The call comes after the Centers for Disease Control and Prevention called on a 1944 public health law that was created to help prevent the spread of dangerous illnesses, to justify an extension of an eviction moratorium until the end of the year.
The White House’s announcement that tenants cannot be evicted this year will assist many struggling renters, but at the same time it does nothing to help landlords who must still make payments and obligations on the properties they own, the NAR said.

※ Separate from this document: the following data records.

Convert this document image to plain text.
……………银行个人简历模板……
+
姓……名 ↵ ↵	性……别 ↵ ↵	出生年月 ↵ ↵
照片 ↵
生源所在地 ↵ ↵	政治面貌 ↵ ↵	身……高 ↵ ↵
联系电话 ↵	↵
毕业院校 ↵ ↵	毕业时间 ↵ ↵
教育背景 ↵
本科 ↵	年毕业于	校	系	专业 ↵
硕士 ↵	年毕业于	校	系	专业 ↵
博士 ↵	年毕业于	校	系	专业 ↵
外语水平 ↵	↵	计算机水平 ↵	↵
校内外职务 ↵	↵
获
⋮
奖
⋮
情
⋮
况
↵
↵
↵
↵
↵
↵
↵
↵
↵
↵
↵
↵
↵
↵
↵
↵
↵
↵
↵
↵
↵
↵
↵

“While NAR appreciates and is supportive of administrative efforts to ensure struggling Americans can remain in their homes, this order as written will bring chaos to our nation’s critical rental housing sector and put countless property owners out of business,” Vince Malta, NAR’s president, said in a statement. “Any eviction moratorium must also come with rental assistance for property owners, the vast majority of which are mom-and-pop investors and are still required to meet their financial obligations even as they cease to receive income on their properties.”
The new eviction moratorium runs through December 31, and applies to all renters who earn less than $99,000 a year. Renters must also certify that they’re unable to pay their rent due to the coronavirus pandemic, and those who’ve received protection will need to make up for their missed payments once the moratorium expires.
Earlier eviction moratoriums only applied to homebuyers who purchased their homes with federally backed mortgages from Fannie Mae and Freddie Mac. But the new law applies to all rental units in the country, White House officials said.
“An untailored eviction moratorium will bring more havoc to our economy, not less, and will put America’s 43 million renter households at significant risk,” Malta warned.
The NAR has urged Congress to pass new legislation that will provide emergency rental assistance programs to housing providers.